A monk of Ratri's order suggests Aram is a scholar, but Aram denies this. He does say, though, that if a scholar should be present he'd like to meet this person (all the while reaching to kill that dastardly bug).
Everyone suddenly looks at the door, and Aram turns to see what the hubbub is about. There stands Yama, dressed in his godly nines.
Yama's mama didn't raise no fool, either—he instantly recognizes Aram for Mara, god of illusion.
Mara doesn't believe Yama's fallen powers can match his own, but Yama's not going to let this opportunity to pass him by. The gods are going to throw down.
Mara attempts to use illusion to scare Yama, but Yama doesn't fall for it, and he reminds the god of illusion that he faces the true death with him as an opponent.
He backs Mara into a wall and grabs the god's throat. Mara gets desperate, changing his form into Yama's, but no dice.

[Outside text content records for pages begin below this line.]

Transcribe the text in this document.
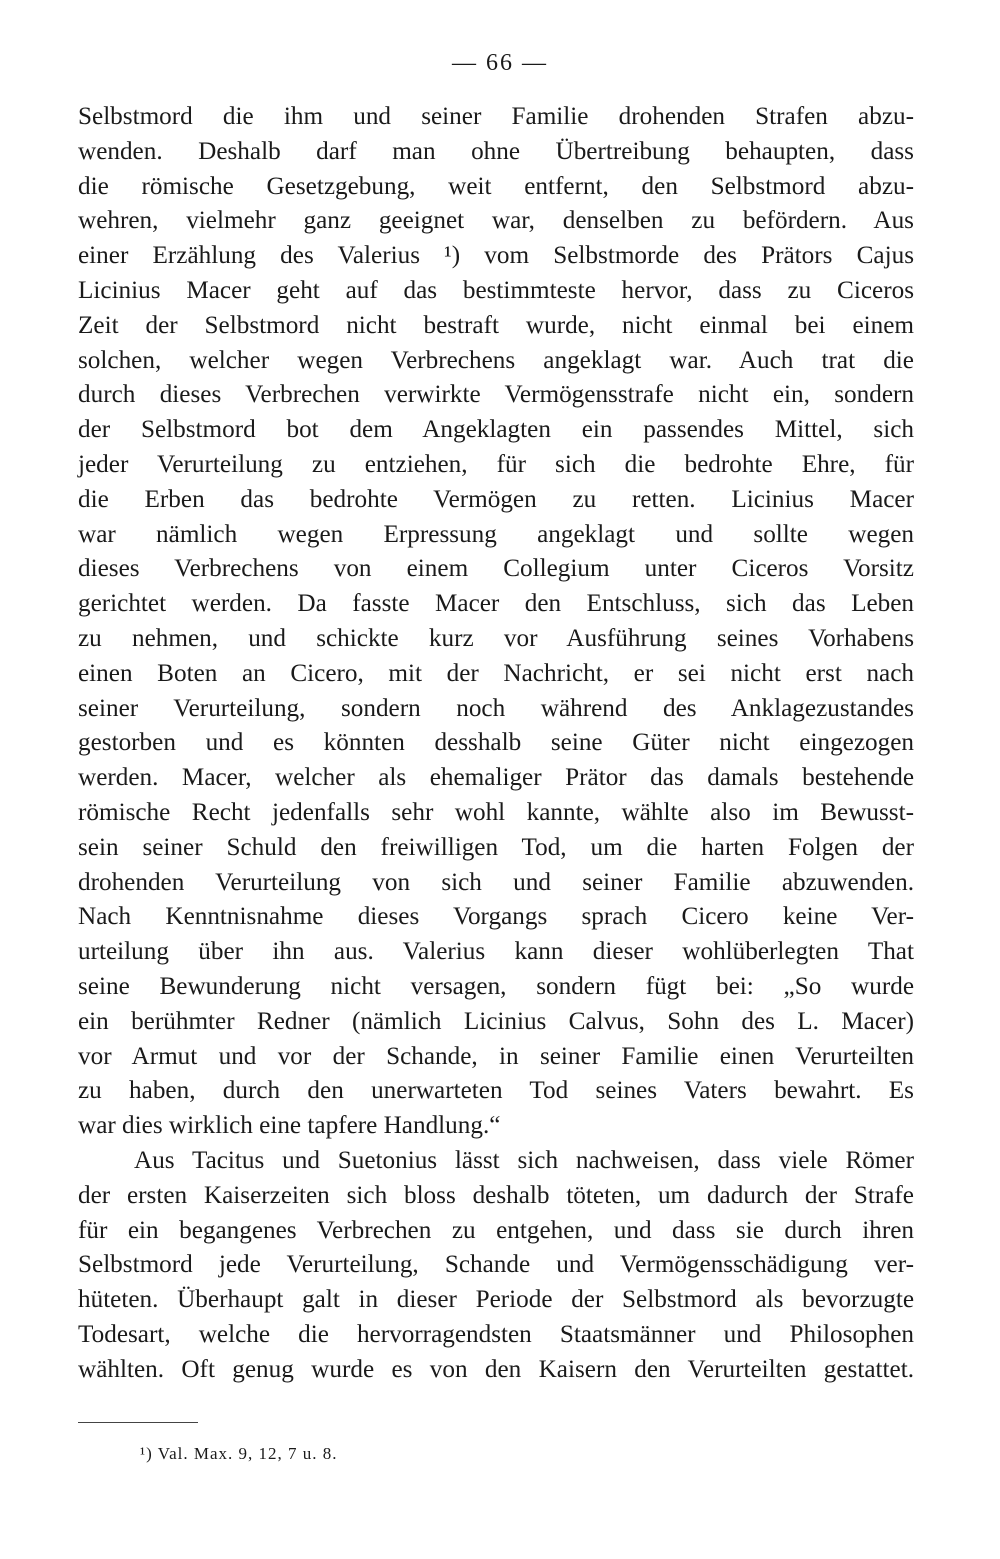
— 66 —
Selbstmord die ihm und seiner Familie drohenden Strafen abzu-
wenden. Deshalb darf man ohne Übertreibung behaupten, dass
die römische Gesetzgebung, weit entfernt, den Selbstmord abzu-
wehren, vielmehr ganz geeignet war, denselben zu befördern. Aus
einer Erzählung des Valerius ¹) vom Selbstmorde des Prätors Cajus
Licinius Macer geht auf das bestimmteste hervor, dass zu Ciceros
Zeit der Selbstmord nicht bestraft wurde, nicht einmal bei einem
solchen, welcher wegen Verbrechens angeklagt war. Auch trat die
durch dieses Verbrechen verwirkte Vermögensstrafe nicht ein, sondern
der Selbstmord bot dem Angeklagten ein passendes Mittel, sich
jeder Verurteilung zu entziehen, für sich die bedrohte Ehre, für
die Erben das bedrohte Vermögen zu retten. Licinius Macer
war nämlich wegen Erpressung angeklagt und sollte wegen
dieses Verbrechens von einem Collegium unter Ciceros Vorsitz
gerichtet werden. Da fasste Macer den Entschluss, sich das Leben
zu nehmen, und schickte kurz vor Ausführung seines Vorhabens
einen Boten an Cicero, mit der Nachricht, er sei nicht erst nach
seiner Verurteilung, sondern noch während des Anklagezustandes
gestorben und es könnten desshalb seine Güter nicht eingezogen
werden. Macer, welcher als ehemaliger Prätor das damals bestehende
römische Recht jedenfalls sehr wohl kannte, wählte also im Bewusst-
sein seiner Schuld den freiwilligen Tod, um die harten Folgen der
drohenden Verurteilung von sich und seiner Familie abzuwenden.
Nach Kenntnisnahme dieses Vorgangs sprach Cicero keine Ver-
urteilung über ihn aus. Valerius kann dieser wohlüberlegten That
seine Bewunderung nicht versagen, sondern fügt bei: „So wurde
ein berühmter Redner (nämlich Licinius Calvus, Sohn des L. Macer)
vor Armut und vor der Schande, in seiner Familie einen Verurteilten
zu haben, durch den unerwarteten Tod seines Vaters bewahrt. Es
war dies wirklich eine tapfere Handlung.“
Aus Tacitus und Suetonius lässt sich nachweisen, dass viele Römer
der ersten Kaiserzeiten sich bloss deshalb töteten, um dadurch der Strafe
für ein begangenes Verbrechen zu entgehen, und dass sie durch ihren
Selbstmord jede Verurteilung, Schande und Vermögensschädigung ver-
hüteten. Überhaupt galt in dieser Periode der Selbstmord als bevorzugte
Todesart, welche die hervorragendsten Staatsmänner und Philosophen
wählten. Oft genug wurde es von den Kaisern den Verurteilten gestattet.
¹) Val. Max. 9, 12, 7 u. 8.
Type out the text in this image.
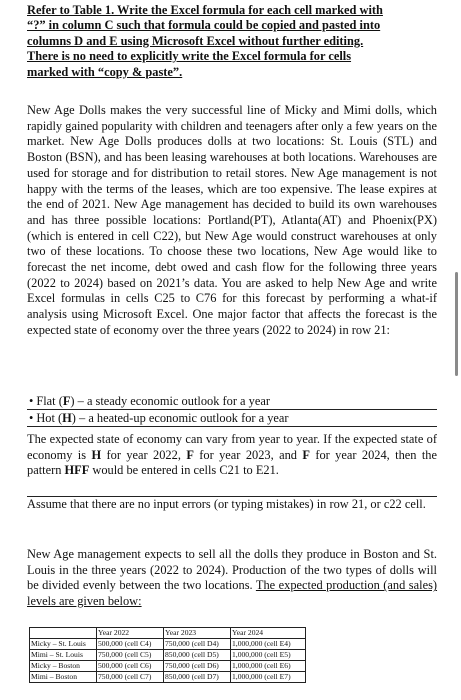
Refer to Table 1. Write the Excel formula for each cell marked with
“?” in column C such that formula could be copied and pasted into
columns D and E using Microsoft Excel without further editing.
There is no need to explicitly write the Excel formula for cells
marked with “copy & paste”.
New Age Dolls makes the very successful line of Micky and Mimi dolls, which rapidly gained popularity with children and teenagers after only a few years on the market. New Age Dolls produces dolls at two locations: St. Louis (STL) and Boston (BSN), and has been leasing warehouses at both locations. Warehouses are used for storage and for distribution to retail stores. New Age management is not happy with the terms of the leases, which are too expensive. The lease expires at the end of 2021. New Age management has decided to build its own warehouses and has three possible locations: Portland(PT), Atlanta(AT) and Phoenix(PX) (which is entered in cell C22), but New Age would construct warehouses at only two of these locations. To choose these two locations, New Age would like to forecast the net income, debt owed and cash flow for the following three years (2022 to 2024) based on 2021’s data. You are asked to help New Age and write Excel formulas in cells C25 to C76 for this forecast by performing a what-if analysis using Microsoft Excel. One major factor that affects the forecast is the expected state of economy over the three years (2022 to 2024) in row 21:
• Flat (F) – a steady economic outlook for a year
• Hot (H) – a heated-up economic outlook for a year
The expected state of economy can vary from year to year. If the expected state of economy is H for year 2022, F for year 2023, and F for year 2024, then the pattern HFF would be entered in cells C21 to E21.
Assume that there are no input errors (or typing mistakes) in row 21, or c22 cell.
New Age management expects to sell all the dolls they produce in Boston and St. Louis in the three years (2022 to 2024). Production of the two types of dolls will be divided evenly between the two locations. The expected production (and sales) levels are given below:
	Year 2022	Year 2023	Year 2024
Micky – St. Louis	500,000 (cell C4)	750,000 (cell D4)	1,000,000 (cell E4)
Mimi – St. Louis	750,000 (cell C5)	850,000 (cell D5)	1,000,000 (cell E5)
Micky – Boston	500,000 (cell C6)	750,000 (cell D6)	1,000,000 (cell E6)
Mimi – Boston	750,000 (cell C7)	850,000 (cell D7)	1,000,000 (cell E7)
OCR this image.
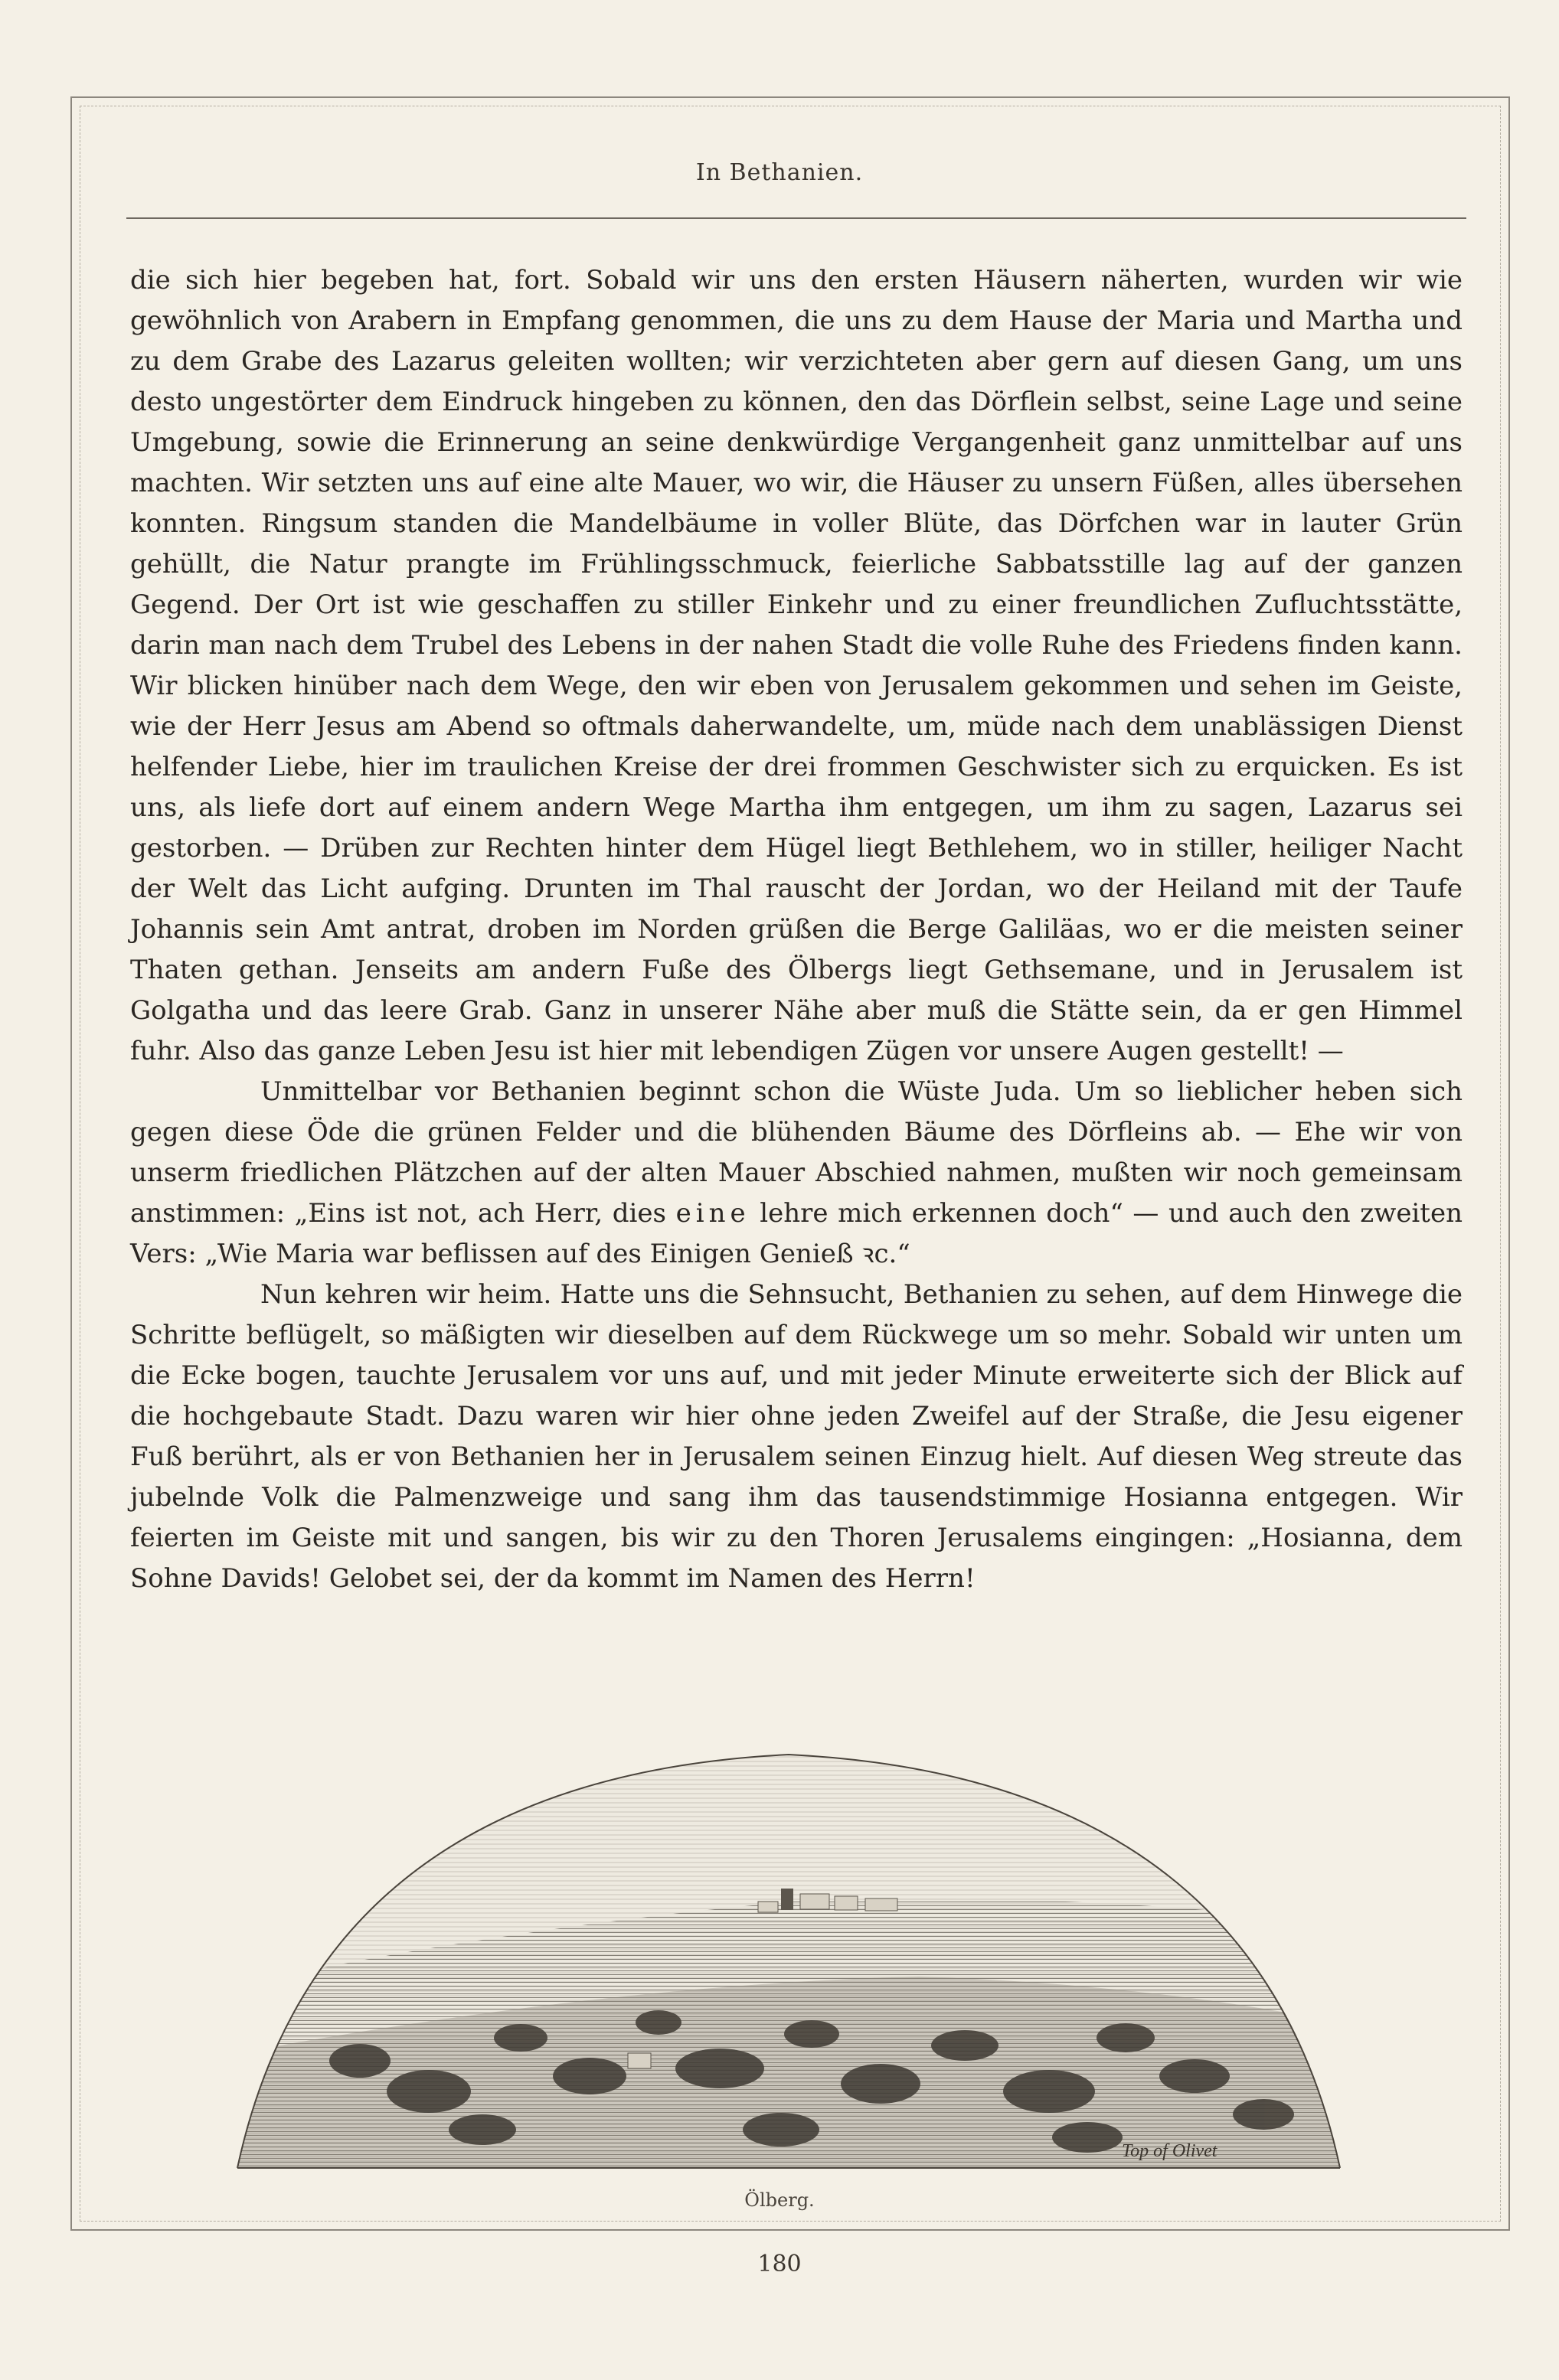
In Bethanien.

die sich hier begeben hat, fort. Sobald wir uns den ersten Häusern näherten, wurden wir wie gewöhnlich von Arabern in Empfang genommen, die uns zu dem Hause der Maria und Martha und zu dem Grabe des Lazarus geleiten wollten; wir verzichteten aber gern auf diesen Gang, um uns desto ungestörter dem Eindruck hingeben zu können, den das Dörflein selbst, seine Lage und seine Umgebung, sowie die Erinnerung an seine denkwürdige Vergangenheit ganz unmittelbar auf uns machten. Wir setzten uns auf eine alte Mauer, wo wir, die Häuser zu unsern Füßen, alles übersehen konnten. Ringsum standen die Mandelbäume in voller Blüte, das Dörfchen war in lauter Grün gehüllt, die Natur prangte im Frühlingsschmuck, feierliche Sabbatsstille lag auf der ganzen Gegend. Der Ort ist wie geschaffen zu stiller Einkehr und zu einer freundlichen Zufluchtsstätte, darin man nach dem Trubel des Lebens in der nahen Stadt die volle Ruhe des Friedens finden kann. Wir blicken hinüber nach dem Wege, den wir eben von Jerusalem gekommen und sehen im Geiste, wie der Herr Jesus am Abend so oftmals daherwandelte, um, müde nach dem unablässigen Dienst helfender Liebe, hier im traulichen Kreise der drei frommen Geschwister sich zu erquicken. Es ist uns, als liefe dort auf einem andern Wege Martha ihm entgegen, um ihm zu sagen, Lazarus sei gestorben. — Drüben zur Rechten hinter dem Hügel liegt Bethlehem, wo in stiller, heiliger Nacht der Welt das Licht aufging. Drunten im Thal rauscht der Jordan, wo der Heiland mit der Taufe Johannis sein Amt antrat, droben im Norden grüßen die Berge Galiläas, wo er die meisten seiner Thaten gethan. Jenseits am andern Fuße des Ölbergs liegt Gethsemane, und in Jerusalem ist Golgatha und das leere Grab. Ganz in unserer Nähe aber muß die Stätte sein, da er gen Himmel fuhr. Also das ganze Leben Jesu ist hier mit lebendigen Zügen vor unsere Augen gestellt! —

Unmittelbar vor Bethanien beginnt schon die Wüste Juda. Um so lieblicher heben sich gegen diese Öde die grünen Felder und die blühenden Bäume des Dörfleins ab. — Ehe wir von unserm friedlichen Plätzchen auf der alten Mauer Abschied nahmen, mußten wir noch gemeinsam anstimmen: „Eins ist not, ach Herr, dies eine lehre mich erkennen doch“ — und auch den zweiten Vers: „Wie Maria war beflissen auf des Einigen Genieß ꝛc.“

Nun kehren wir heim. Hatte uns die Sehnsucht, Bethanien zu sehen, auf dem Hinwege die Schritte beflügelt, so mäßigten wir dieselben auf dem Rückwege um so mehr. Sobald wir unten um die Ecke bogen, tauchte Jerusalem vor uns auf, und mit jeder Minute erweiterte sich der Blick auf die hochgebaute Stadt. Dazu waren wir hier ohne jeden Zweifel auf der Straße, die Jesu eigener Fuß berührt, als er von Bethanien her in Jerusalem seinen Einzug hielt. Auf diesen Weg streute das jubelnde Volk die Palmenzweige und sang ihm das tausendstimmige Hosianna entgegen. Wir feierten im Geiste mit und sangen, bis wir zu den Thoren Jerusalems eingingen: „Hosianna, dem Sohne Davids! Gelobet sei, der da kommt im Namen des Herrn!

Top of Olivet
Ölberg.
180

Then Mara chooses Kali's form. Yama hesitates for a moment but breaks the god's neck anyway. Winner by permanent knockout.
He curses the god with no rebirth, but also orders the monks to perform all the death rites before leaving.
Well, what's a group to do when they've got a death god on their hands? They'll just alter the truth. No biggie.
First, they'll rewrite Mara's mind as though it were a palimpsest, then they'll have Sam give a grand sermon while Ratri and Yama slightly alter the minds of all those present. Go team.
Sam gives a grand speech about the lies of words and the truth of the Nameless. It's really something that needs to be read as no summary could do it justice, and it's also a super important speech for understanding the novel's themes and symbols, so make sure to give this one a go on your own.
Ultimately, the plan works, and Karma's machines are none the wiser.
The next day, they begin their journey to Khaipur. Yama congratulates Sam on his sermon.
Overhead, Shiva's chariot races across the sky a couple of times, hunting for either Mara or them or both. They manage to hide from it.
On the third day of their journey, they come to the river Deeva and charter a boat to Khaipur. As they travel, Ratri communicates with Sam by way of the night—she says that Yama believes the Golden Cloud has changed him.
Sam says it might have, but he will still rekindle his war with the gods.